The main question that gives the answer is high cohesion - “How to keep objects focused on one responsibility, understandable, manageable, and as a side effect of having loosely coupled code?”. To separate them. This is described in more detail in chapter 17 of the book of Larman.
Pure Fabrication or pure fiction or pure synthesis. The essence of the fictional object. Such a principle is a hack. But without it in any way. An analogue can be the Service pattern in the DDD paradigm.
Sometimes, we are confronted with such a question: “Which object is to be given responsibility, but the principles of the information expert, high cohesion are not fulfilled or do not fit?”. Use a synthetic class that provides high adhesion. There is no way to figure it out without an example.
So, here's the situation. What class should save our Sale object to the database? If it follows the "information expert" principle, then Sale, but by assigning it this responsibility, we create weak internal cohesion. A solution could be found by creating a synthetic entity—SaleDao or SaleRepository—that would be highly cohesive and would have a single responsibility: saving Sale to the database.
Since we invented this object rather than designed it from the domain, it also follows the "pure fiction" principle.
Indirection or Intermediary. You might be faced with the question: "How do you define an object's responsibilities and avoid tight coupling between objects, even if one class requires functionality (services) provided by another class?" It's necessary to assign responsibilities to the intermediary object.
For example, let's return to MVC. The UI logic doesn't actually need a controller, but a model, a domain logic. But don't we want the UI logic to be tightly coupled to the model? Perhaps we want to retrieve data and work with different domain logic in the UI. Coupling the UI layer with business logic would be foolish, as the resulting code would be difficult to change and maintain. The solution is to introduce a controller as an intermediary between the View and Model.
So, assign responsibilities to your objects responsibly (and wisely).
Protected Variations, or implementation hiding, or protected changes. How can we design objects so that changes to one or more objects don't affect others? How can we avoid a situation where changing an object's code requires changes to many other objects in the system?

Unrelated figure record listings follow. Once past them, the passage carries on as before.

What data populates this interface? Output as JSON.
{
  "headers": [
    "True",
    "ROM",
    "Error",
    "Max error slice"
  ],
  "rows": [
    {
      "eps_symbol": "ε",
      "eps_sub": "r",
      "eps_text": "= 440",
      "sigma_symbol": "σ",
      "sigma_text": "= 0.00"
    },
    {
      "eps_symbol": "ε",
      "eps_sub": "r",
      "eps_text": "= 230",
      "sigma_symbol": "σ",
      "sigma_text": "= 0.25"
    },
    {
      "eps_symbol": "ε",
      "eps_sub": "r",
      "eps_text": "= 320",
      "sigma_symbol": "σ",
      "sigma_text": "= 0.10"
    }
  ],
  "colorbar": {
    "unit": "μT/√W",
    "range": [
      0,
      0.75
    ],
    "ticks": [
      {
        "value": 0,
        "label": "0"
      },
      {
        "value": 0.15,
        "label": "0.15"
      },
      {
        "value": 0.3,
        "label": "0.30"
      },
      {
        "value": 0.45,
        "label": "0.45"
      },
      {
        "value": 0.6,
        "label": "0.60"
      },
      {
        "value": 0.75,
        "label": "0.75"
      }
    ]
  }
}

I think we've discussed this before. And we concluded that low coupling or dependency injection is necessary. Exactly! But the essence of the principle is slightly different. The idea is to identify "change points" and capture them in an abstraction (interface). "Change points" are nothing more than our objects that can change.
In other words, the essence of the principle is to identify places in the system where behavior can change and identify an abstraction that will serve as the basis for further programming using this object.

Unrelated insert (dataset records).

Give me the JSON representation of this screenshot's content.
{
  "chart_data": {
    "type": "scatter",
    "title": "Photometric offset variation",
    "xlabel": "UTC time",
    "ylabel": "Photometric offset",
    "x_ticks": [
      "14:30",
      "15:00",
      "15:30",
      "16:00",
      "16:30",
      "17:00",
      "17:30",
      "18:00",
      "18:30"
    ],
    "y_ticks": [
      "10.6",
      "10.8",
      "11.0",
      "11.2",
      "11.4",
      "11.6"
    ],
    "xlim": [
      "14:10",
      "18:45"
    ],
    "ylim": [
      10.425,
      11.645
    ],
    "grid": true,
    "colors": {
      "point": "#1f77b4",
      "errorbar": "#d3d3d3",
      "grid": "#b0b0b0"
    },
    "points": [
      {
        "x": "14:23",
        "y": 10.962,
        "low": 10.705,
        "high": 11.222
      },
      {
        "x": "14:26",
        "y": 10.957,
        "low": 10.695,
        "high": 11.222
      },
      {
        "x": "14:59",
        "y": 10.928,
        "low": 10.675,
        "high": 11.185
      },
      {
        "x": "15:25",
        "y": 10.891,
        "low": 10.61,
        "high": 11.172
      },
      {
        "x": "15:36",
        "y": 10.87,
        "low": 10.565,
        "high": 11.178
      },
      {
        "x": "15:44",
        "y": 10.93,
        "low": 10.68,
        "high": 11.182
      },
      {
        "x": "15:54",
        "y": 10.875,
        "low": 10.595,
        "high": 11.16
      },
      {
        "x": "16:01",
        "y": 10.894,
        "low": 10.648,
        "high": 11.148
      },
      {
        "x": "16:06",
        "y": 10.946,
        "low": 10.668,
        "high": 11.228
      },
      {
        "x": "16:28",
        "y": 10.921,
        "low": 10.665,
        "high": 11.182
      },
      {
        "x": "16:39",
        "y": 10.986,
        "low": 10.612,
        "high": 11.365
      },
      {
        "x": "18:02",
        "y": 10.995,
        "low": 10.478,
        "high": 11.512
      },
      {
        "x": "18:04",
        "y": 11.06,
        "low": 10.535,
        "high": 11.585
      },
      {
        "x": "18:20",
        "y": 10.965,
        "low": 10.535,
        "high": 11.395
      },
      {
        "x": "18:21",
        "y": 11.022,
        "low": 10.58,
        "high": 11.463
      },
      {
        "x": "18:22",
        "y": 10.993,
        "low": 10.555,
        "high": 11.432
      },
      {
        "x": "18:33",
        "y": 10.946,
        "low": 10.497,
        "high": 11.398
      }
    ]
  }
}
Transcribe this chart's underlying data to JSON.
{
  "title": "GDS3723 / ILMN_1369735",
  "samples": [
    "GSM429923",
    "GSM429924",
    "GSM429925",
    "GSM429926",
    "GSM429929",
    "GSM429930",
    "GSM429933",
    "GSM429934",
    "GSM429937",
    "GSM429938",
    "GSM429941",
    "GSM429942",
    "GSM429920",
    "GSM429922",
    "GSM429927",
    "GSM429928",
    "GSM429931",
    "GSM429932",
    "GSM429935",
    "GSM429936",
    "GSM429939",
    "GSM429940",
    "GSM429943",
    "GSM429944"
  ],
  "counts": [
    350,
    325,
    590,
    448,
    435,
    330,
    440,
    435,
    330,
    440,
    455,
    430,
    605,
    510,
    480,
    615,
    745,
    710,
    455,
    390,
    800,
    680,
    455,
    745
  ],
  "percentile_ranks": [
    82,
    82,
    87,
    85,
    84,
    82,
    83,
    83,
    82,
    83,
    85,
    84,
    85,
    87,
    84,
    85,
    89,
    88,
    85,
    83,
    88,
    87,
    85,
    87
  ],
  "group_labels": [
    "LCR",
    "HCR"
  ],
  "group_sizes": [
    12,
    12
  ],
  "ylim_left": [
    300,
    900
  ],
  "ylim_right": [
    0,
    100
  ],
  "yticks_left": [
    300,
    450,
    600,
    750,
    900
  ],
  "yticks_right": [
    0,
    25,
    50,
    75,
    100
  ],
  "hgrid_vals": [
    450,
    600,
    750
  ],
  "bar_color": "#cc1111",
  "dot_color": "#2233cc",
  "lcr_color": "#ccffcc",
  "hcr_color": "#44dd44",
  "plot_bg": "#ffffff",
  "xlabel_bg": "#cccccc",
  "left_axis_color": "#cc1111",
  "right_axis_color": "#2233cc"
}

All this is done to ensure interface stability. If there are many changes associated with an object, it is considered unstable, and then it needs to be abstracted to an abstraction on which we will depend, or responsibilities and accountabilities need to be distributed in the code in some other way.
Polymorphism. Sounds familiar, doesn't it? Well, this is about the same polymorphism we know from OOP. If you notice, quite a few GoF patterns, and patterns in general, are built on polymorphism. What does it provide? It allows for uniform treatment of different objects with the same interface (specification). Let's recall patterns like Strategy, Chain of Resposibility, Command… there are many. And all are essentially based on polymorphism.
Polymorphism solves the problem of handling alternative behaviors based on type. A prime example is the GoF pattern – Strategy.
For example, to implement flexible encryption functionality, you can define an IEncryptionAlgorithm interface with an Encrypt method, and a creator object that returns an IEncryptionAlgorithm, creating an actual implementation of this interface internally.